Работа казалась несложной. Первые три дома пустовали, уборка в них заняла совсем немного времени. Единственным поводом для волнения оказалась дохлая мышь в раковине. Следующий дом оказался обитаемым. Хозяйка, актриса, правда, нам не показалась: во время уборки она в подвале занималась на тренажере, бежала по движущейся дорожке. Мы собрали раскиданную одежду, запустили посудомоечную машину, убрались в комнате, где она проводила большую часть дня, аккуратно расставили в огромном холодильнике диетические коктейли и картонные коробки с сигаретами.
И тут меня ждал сюрприз: мы вошли в тот самый дом, в котором я работала с Пако накануне вечером, с ретро‑футуристическими причудами и обилием кривых линий. Минималистическая мебель, низенькая кожаная софа, неудобные высокие стулья, сидя на которых упираешься носом в собственные колени, светильники из нержавеющей стали, в гостиной стол из черного дерева. Огромные окна в восточной стене выходили на Олд‑Боулдер‑роуд, а в западной – на Скалистые горы. При свете дня дом выглядел лучше, чем вечером. Анжела показала мне, как войти и отключить сигнализацию. Код оставался тот же, что был назначен изготовителем – 9999. Джек Тайрон на кухне читал газету. Перед ним стояла коробка кукурузных хлопьев «Фростид» и кофейник с кофе, приготовленным из пережаренных, как я поняла по запаху еще в прихожей, зерен. На стойке красовалась уже другая ваза с фруктами, среди которых нашлись и киви – можно будет снова поживиться.

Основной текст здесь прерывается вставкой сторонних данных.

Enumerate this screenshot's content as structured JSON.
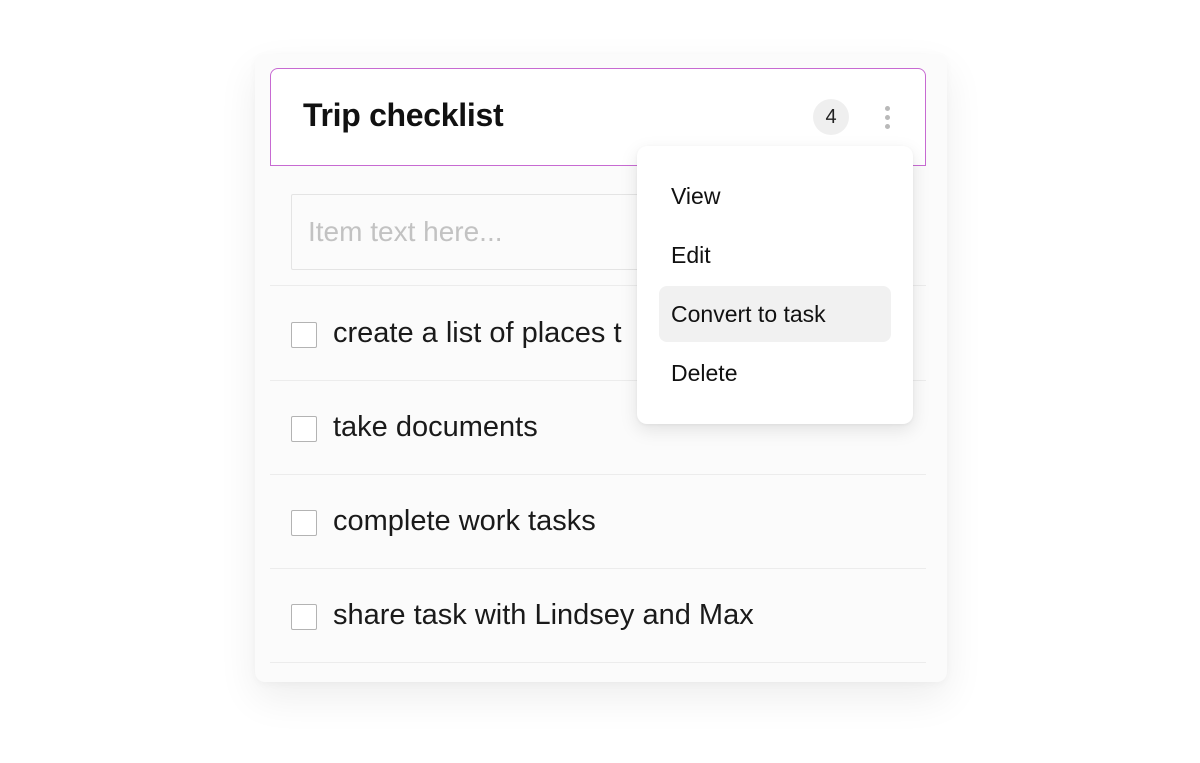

Я рассмотрела Джека при свете дня. Вспомнились заметки Рики и анекдот о наклейке на бампере, услышанный на вечеринке. Тридцать один год, родился в Денвере (штат Колорадо), голливудский актер, имеет довольно неплохое алиби на ночь гибели отца – находился в тысяче шестистах километрах от Фэрвью, в Лос‑Анджелесе, но пока не поговорю с ним, из числа подозреваемых его исключать нельзя.